Hay que escribir como juega un niño:
implicándose a cien en el juego,
pero sabiendo hacer cruci también.

Encuentro doble,
en fin, nuestra escritura
como un túnel labrado con cucharas de postre
comunica la parte de arriba del iceberg
con su profundidad;
le da al Verbo, que solo es aire suelto,
no ya un significado,
sino una intención, un sentido
que lo hace prolongación de nuestros miedos,
entrañas y deseos.

Bien se puede entender que la gente
se lance a esta aventura;
y que muchos se pierdan o encuentren en ella.

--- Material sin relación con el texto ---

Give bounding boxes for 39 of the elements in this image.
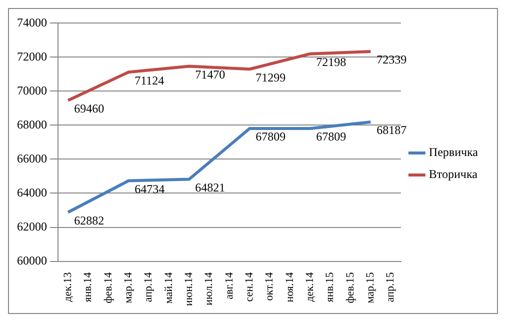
data-label: 71124 [134, 73, 164, 88]
y-tick-label: 66000 [17, 151, 47, 166]
data-label: 72198 [316, 55, 346, 69]
y-tick-label: 74000 [17, 15, 47, 30]
x-tick-label: фев.15 [344, 272, 356, 304]
data-label: 67809 [256, 130, 286, 144]
x-tick-label: фев.14 [102, 272, 114, 304]
x-tick-label: дек.13 [62, 272, 74, 302]
x-tick-label: авг.14 [223, 272, 236, 300]
x-tick-label: мар.15 [364, 272, 377, 304]
data-label: 67809 [316, 130, 346, 144]
data-label: 72339 [376, 52, 407, 67]
x-tick-label: ноя.14 [284, 272, 296, 302]
data-label: 71470 [195, 67, 226, 82]
y-tick-label: 62000 [17, 219, 47, 234]
x-tick-label: окт.14 [264, 272, 276, 301]
x-tick-label: янв.14 [82, 272, 94, 302]
data-label: 64821 [195, 180, 226, 194]
data-label: 68187 [376, 123, 407, 138]
data-label: 71299 [256, 70, 286, 84]
x-tick-label: июн.14 [183, 272, 196, 306]
x-tick-label: май.14 [162, 272, 175, 304]
y-tick-label: 72000 [17, 49, 47, 64]
x-tick-label: апр.15 [384, 272, 397, 302]
data-label: 62882 [74, 213, 104, 228]
x-tick-label: июл.14 [203, 272, 216, 306]
x-tick-label: янв.15 [324, 272, 336, 302]
data-label: 64734 [134, 182, 165, 196]
data-label: 69460 [74, 102, 104, 116]
x-tick-label: мар.14 [122, 272, 134, 304]
x-tick-label: дек.14 [304, 272, 316, 302]
y-tick-label: 70000 [17, 83, 47, 98]
x-tick-label: апр.14 [142, 272, 155, 302]
y-tick-label: 64000 [17, 185, 47, 200]
x-tick-label: сен.14 [244, 272, 256, 302]
legend-label: Первичка [428, 145, 479, 160]
y-tick-label: 60000 [17, 253, 47, 268]
legend-label: Вторичка [428, 167, 478, 182]
y-tick-label: 68000 [17, 117, 47, 132]
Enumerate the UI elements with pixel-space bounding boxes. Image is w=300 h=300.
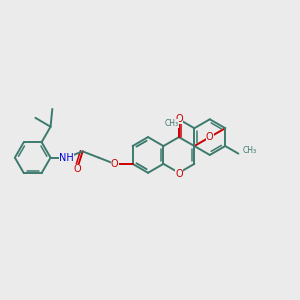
Text: O: O [175, 169, 183, 179]
Text: O: O [206, 132, 214, 142]
Text: CH₃: CH₃ [242, 146, 256, 155]
Text: CH₃: CH₃ [165, 119, 179, 128]
Text: O: O [74, 164, 81, 174]
Text: O: O [111, 159, 118, 169]
Text: NH: NH [59, 153, 74, 163]
Text: O: O [175, 114, 183, 124]
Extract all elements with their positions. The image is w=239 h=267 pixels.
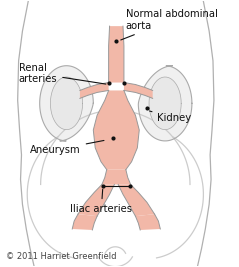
Text: Iliac arteries: Iliac arteries (70, 189, 132, 214)
Polygon shape (118, 184, 155, 216)
Text: Normal abdominal
aorta: Normal abdominal aorta (121, 9, 218, 40)
Polygon shape (80, 83, 109, 98)
Polygon shape (102, 170, 131, 184)
Polygon shape (124, 83, 153, 98)
Text: Kidney: Kidney (150, 111, 192, 123)
Polygon shape (93, 91, 139, 170)
Polygon shape (136, 214, 160, 230)
Polygon shape (40, 66, 93, 141)
Polygon shape (72, 214, 97, 230)
Polygon shape (109, 26, 124, 83)
Polygon shape (78, 184, 114, 216)
Text: © 2011 Harriet Greenfield: © 2011 Harriet Greenfield (6, 252, 117, 261)
Polygon shape (50, 77, 83, 130)
Polygon shape (138, 66, 192, 141)
Text: Aneurysm: Aneurysm (30, 140, 104, 155)
Text: Renal
arteries: Renal arteries (19, 63, 106, 84)
Polygon shape (149, 77, 181, 130)
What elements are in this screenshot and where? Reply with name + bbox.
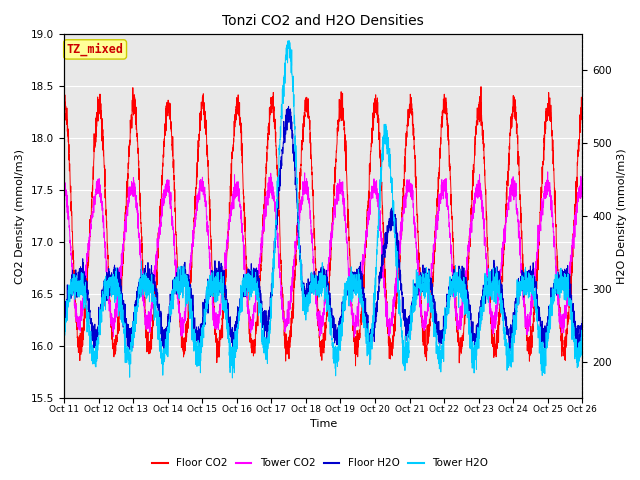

Momento en el que conviene
detenerse y dejar sobre la mesa
si, aparte del consejo de no tomar las ocurrencias
por palabra de Dios
(o al menos no palabra que se deba entender literalmente),
se podría también dar un consejo
o dos (tal vez el uno contra el otro)
sobre cómo escribir
no ya algo que nos valga
(que eso pienso que ya queda explicado
en la medida en que explicarse puede),
mas algo que le sirva de algo a alguien.